12-18 March 2001
Ninth week: Break
12 March 2001:
Not really. On Saturday morning I found out that my modem was defunct. It didn't respond to anything, so I bought a new one because I hoped the connection to e-mail etc. would come back. I was wrong, but the modem's right.
The Australian version of the English language contains an interesting aspect, which may as well be true for other versions of this language. Down here, we find things, events, people, you name it: "sensational", "fantastic", "world-class", "legend". Like, a good meal is by definition one of the four words mentioned. There are no good meals, let alone very good meals anymore.
My little university, for example, does everything it does "on the cutting edge". We're so much world-class, that I am wondering which world we are referring to. And we're so "cutting edge" that I wanna jump when I can't get connected.
Just returned from the gastro-doc, who was pleased to see me in such good conditions. The purpose of the meeting was to assess the progress made so far and to arrange for another gastroscopy next week Wednesday, on which occasion he will take several biopsies to assess how far the tumor has been killed. Thursday's computertomography and x-rays will provide further data, which altogether will serve as basis for a discussion on what options I will have.
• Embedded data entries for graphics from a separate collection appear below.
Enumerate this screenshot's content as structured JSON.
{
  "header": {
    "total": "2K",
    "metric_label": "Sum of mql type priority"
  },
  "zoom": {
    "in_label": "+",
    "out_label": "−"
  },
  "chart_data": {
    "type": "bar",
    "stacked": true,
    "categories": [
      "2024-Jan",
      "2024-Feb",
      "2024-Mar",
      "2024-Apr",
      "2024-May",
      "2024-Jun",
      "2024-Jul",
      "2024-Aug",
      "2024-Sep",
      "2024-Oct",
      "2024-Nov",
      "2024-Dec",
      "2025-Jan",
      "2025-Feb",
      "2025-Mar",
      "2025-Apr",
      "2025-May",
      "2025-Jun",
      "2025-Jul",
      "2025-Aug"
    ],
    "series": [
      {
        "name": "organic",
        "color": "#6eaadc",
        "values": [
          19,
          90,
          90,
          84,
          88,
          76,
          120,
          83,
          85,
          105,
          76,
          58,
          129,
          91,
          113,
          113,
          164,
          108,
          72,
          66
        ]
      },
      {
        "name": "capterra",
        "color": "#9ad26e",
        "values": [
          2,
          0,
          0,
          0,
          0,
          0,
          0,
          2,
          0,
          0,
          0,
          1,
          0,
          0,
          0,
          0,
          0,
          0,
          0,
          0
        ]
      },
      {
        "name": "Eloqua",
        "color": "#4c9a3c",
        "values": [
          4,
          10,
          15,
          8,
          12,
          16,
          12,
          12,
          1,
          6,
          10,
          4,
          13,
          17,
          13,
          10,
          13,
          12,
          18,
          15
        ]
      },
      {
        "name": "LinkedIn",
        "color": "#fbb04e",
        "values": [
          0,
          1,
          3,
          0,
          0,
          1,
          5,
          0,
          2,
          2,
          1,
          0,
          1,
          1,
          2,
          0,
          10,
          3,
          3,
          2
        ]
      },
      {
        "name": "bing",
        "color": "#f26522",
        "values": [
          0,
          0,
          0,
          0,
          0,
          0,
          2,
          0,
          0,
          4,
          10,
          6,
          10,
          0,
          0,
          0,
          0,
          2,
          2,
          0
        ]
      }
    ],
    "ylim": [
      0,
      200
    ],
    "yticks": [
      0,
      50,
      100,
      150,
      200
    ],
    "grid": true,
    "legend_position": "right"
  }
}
Today I learnt that I will fall in one of three potential categories:
I'm not sure whether these are all options, but we'll see what will happen next week. It seems that the story will come to some preliminary end next week in the sense that the interpretation of the data will indicate the option I have.
13 March 2001:
I'm not quite sure how I feel but I certainly do not feel as relaxed as during the past weeks. It's assessment time, and that means that things will be decided upon. With cancer, this decision may become a terminal one. Who knows?
I am quite optimistic that this won't be the case with me, but I will feel much more relaxed after next week when I know how far radio-/chemotherapy have gone as regards the killing of cancer cells.
15 March 2001:
Since I was diagnosed with cancer, my attention has been sharpened for all kinds of news regarding cancer, from prevention over treatment to rehabilitation. I do not find much consolation in the fact that most of the time the conclusion of these reports is that we don't know why and how certain things have happened. As the professorial gastro-doc said last Monday: "Anything's possible." Cancer treatment is like gambling?
And I thought gambling was a public health concern.
17 March 2001:
Another friend sent the following comment regarding his contribution to a global meeting on globalization and its impact on public health:
We no longer do them (writing papers etc. - EW) with the expectation of success. We do them only knowing that their absence guarantees failure.While we still believe we need to prepare statements, launch advocacy campaigns, and publish critiques as much as success stories, we also begin to know the very narrow limits of public action against political and economic ignorance.
The depolitization of politics is the flavor of the month, particularly when politicians claim not to politicize an issue in order to keep it manageable. Public health belongs to these issues ever more. We are asked to shut up and leave the territory to the chosen elites, who meet at meetings of increasingly obscure scope and purpose in the light of their inability to act.
18 March 2001:
First, I had a bad dream, in which I was told by the docs that the therapies were unsuccessful and that I was ordered to spend the rest of my life in a specific house in the country-side. I had no idea why they decided to send me to the "bush", until I found out that I was contaminated with all kinds of toxic chemicals which needed to be treated like a toxic waste disposal area.
I woke up, all sweaty, switched on the light and wondered what was going on. After some time I must have fallen asleep again. And then came the positive dream, in which I was told that I was on my way back to full health, unless I would get involved again with "the Government". Well, no problems on my side, and I left the doc's office, drove to the beach and had a long, endless walk on the beach.
I woke up roughly 2 hours after the first dream, switched off the light, fell asleep again until 7:00 am, when I woke up because a Magpie was singing in the tree. I dozed off again, and I stayed mostly asleep until 9:30 am, which is pretty late for me these days.